Err, Look up James Maxwell, and in particular, Faraday's equation, where
Faraday shows how a a *changing magnetic field* can induce an electric
field, which guess what... varies. But all the laws together describe
all you need to know.

This from Einstein:

The precise formulation of the time-space laws was the work of
Maxwell. Imagine his feelings when the differential equations he had
formulated proved to him that electromagnetic fields spread in the
form of polarised waves, and at the speed of light! To few men in
the world has such an experience been vouchsafed . . it took
physicists some decades to grasp the full significance of Maxwell's
discovery, so bold was the leap that his genius forced upon the
conceptions of his fellow-workers
—(Science, May 24, 1940)

Sorry, but alternating current was already known as the natural state of
things... it's not something which could've been invented, discovered,
perhaps, but it was discovered long-before Tesla's work. Maxwell was
doing this around the time Tesla was born.

Tesla did study the use of AC whilst at university in Austria, though.

What he patented, I believe, was 3-phase AC power generation and
distribution, which was an exceedingly smart idea.

> the resonant circuit, and was the

He worked on them, I didn't thinnk that anyone had the credit for
inventing them. Look up Oliver Heaviside. He's the reason why Maxwell's
equations are comprehensible, and why we have terms like impedance,
reluctance and so on...

Interestingly, Heaviside proposed using inductors loading to tune
transmission lines before anyone else had realised that you could tune
anything; also, he was directly related to the inventor of the telegraph,
a certain Mr Wheatstone. Heaviside is probably the inventor here, but
in principle, resonance is a feature of the universe. I rather think
that several people made important discoveries *about* resonance.

The first electromagnet was invented by Sturgeon.

>> real inventor of the radio, but he also wrote some very interesting

Leyden jar. Oh yeah, that would be Leyden... And the jar was resonant.

>> papers outlining nearly all of the technology we know and love today -
>> back before the start of World War I.

He was renowned for making sci-fi claims.

>  He even predicted and described
>> the destructive uses of technology and suggested that, at some point,
>> robot warriors would make war nearly obsolete, since it would become a
>> case of who's robot was better than whose - this week.

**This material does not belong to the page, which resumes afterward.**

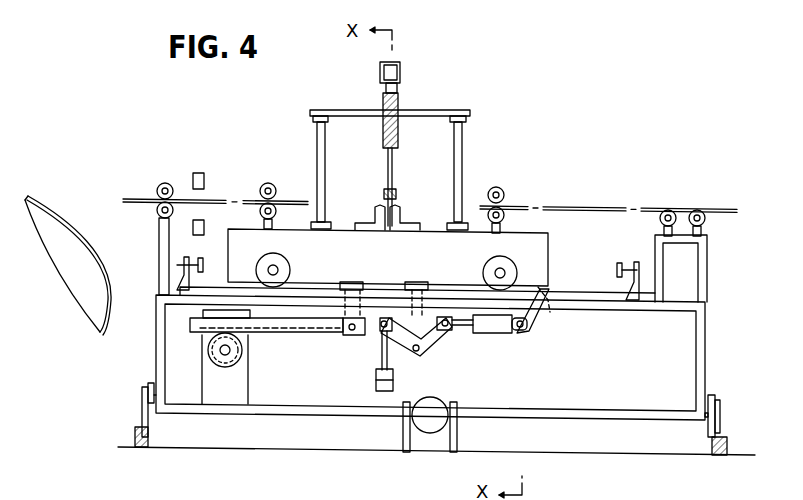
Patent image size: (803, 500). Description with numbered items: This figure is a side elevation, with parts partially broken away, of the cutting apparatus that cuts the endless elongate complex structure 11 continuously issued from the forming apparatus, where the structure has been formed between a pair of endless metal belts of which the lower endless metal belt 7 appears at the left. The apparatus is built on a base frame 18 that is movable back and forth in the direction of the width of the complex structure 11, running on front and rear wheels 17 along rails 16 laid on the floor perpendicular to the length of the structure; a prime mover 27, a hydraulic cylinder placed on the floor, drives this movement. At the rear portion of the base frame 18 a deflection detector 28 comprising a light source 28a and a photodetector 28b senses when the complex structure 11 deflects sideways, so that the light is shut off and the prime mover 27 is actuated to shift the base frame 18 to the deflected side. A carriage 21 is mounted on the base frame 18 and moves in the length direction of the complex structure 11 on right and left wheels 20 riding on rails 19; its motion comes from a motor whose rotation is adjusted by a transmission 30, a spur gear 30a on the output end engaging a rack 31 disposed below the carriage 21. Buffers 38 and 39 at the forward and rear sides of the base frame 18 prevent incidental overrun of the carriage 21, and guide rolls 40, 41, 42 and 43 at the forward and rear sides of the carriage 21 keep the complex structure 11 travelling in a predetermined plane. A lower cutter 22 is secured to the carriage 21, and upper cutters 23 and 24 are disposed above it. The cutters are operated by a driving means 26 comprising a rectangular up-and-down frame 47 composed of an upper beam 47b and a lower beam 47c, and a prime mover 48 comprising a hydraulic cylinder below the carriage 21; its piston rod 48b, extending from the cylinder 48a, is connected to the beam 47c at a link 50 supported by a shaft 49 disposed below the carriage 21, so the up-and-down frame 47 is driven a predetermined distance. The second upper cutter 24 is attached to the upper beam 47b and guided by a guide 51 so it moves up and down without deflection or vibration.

He did some good work on robotics and He did some excellent work on
wireless power distribution and the skin effect. The first radio
transmissions were detected by Henry and Faraday, though, as magnetic
field variations.

>
> I was wrong, Tesla IS on the list.

He should be, he was quite brilliant, and highly influential. The unit
of the B-field is measured in his honour, the Tesla...

>
> Richard Stallman and Bill Joy are not.
>
>> >http://www.h-online.com/open/news/item/Linus-Torvalds-named-one-of-th...
>

They will be, in due course. Richard Stallman's problem is that he
is more philosopher than inventor, here.